Novas tecnologias: Que relação?

Não há dúvida sobre o espaço que hoje e, daqui em diante, as novas tecnologias ocuparão no mundo e nos nossos mundos. Ao pensarmos nas novas tecnologias, eis a questão: serão as novas tecnologias benéficas ou maléficas? E, mais, serão elas um potencial no desenvolvimento da comunicação do ser humano e pontes de envolvimento recíproco e afetivo na construção de sociedades mais comunicadoras? Onde nelas mora a relação? E que relação?

Muitos poderão ver nas novas tecnologias e no padrão de comunicação que elas conferem a evolução negativa de uma sociedade e, em sua consequência, a fatalidade de tudo e de todos. Contudo, não creio que as novas tecnologias distorçam ou desfoquem por completo a relação connosco e com os outros. Dependerá da forma e por quem forem utilizadas, porque se forem bem utilizadas ninguém é indiferente ao seu benefício, mas se o seu uso for distorcido, conheceremos o seu malefício.
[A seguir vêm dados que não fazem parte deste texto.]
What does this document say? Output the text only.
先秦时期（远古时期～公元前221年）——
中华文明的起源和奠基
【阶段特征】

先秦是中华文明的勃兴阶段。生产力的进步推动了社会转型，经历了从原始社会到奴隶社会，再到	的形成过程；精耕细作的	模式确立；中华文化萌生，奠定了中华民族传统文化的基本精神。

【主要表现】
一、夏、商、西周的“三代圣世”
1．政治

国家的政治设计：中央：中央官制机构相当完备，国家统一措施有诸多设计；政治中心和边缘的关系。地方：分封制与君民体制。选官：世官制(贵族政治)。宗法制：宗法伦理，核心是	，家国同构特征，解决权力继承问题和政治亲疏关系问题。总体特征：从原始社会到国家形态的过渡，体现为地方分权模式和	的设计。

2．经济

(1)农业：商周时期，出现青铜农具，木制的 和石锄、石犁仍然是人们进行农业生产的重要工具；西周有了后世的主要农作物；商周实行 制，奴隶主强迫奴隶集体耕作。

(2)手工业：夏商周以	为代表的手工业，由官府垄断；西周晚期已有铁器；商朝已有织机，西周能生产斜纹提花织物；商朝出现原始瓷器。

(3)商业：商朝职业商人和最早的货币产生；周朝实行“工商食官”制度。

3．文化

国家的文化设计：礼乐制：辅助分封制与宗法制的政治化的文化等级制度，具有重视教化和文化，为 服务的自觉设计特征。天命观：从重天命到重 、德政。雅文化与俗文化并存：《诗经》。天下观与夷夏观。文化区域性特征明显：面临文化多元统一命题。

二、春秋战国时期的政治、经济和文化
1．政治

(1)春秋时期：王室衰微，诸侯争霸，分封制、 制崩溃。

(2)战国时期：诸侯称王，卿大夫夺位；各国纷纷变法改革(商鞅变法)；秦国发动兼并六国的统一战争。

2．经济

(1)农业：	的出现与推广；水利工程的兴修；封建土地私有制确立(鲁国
E é aqui que se centra a questão: nas novas tecnologias onde mora a relação? E que relação? Evidentemente, as novas tecnologias podem configurar um padrão de comunicação aquém do potencial humano, uma vez que na sua maioria podem estabelecer uma comunicação afetivamente não investida ou falsamente investida, na qual se podem desenhar alguns riscos, como: a diminuição do limiar entre a realidade e a fantasia, a diminuição da capacidade de conter impulsos de natureza vária, menor tolerância à frustração e a distorção do ideal do eu, entre outros.

Mais ainda, se as novas tecnologias se inserem em contextos sociais e familiares mais perturbadores e/ou patológicos, podem ter o seu efeito acrescido, com padrões de relação e comunicação com interferências ao nível da superficialidade das relações, a fraca capacidade de investimento emocional, a inacessibilidade emocional e a procura de respostas rápidas para alívio pulsional.

Contudo, as novas tecnologias também têm sido a luz que ilumina áreas até então desconhecidas e têm permitido uma nova relação com o saber e o conhecimento numa informação globalizada. Num passado recente, no presente e no futuro as novas tecnologias têm imprimido um novo e constante avanço tecnológico que o Homem permitiu-se conhecer e saber.

Mais uma vez. As novas tecnologias dependerão sempre da forma e por quem forem utilizadas, porque no mundo haverá sempre mundos que avançam com uma nova e alta tecnologia, mas o mundo psíquico do ser humano dependerá sempre da capacidade e qualidade relacional e comunicativa.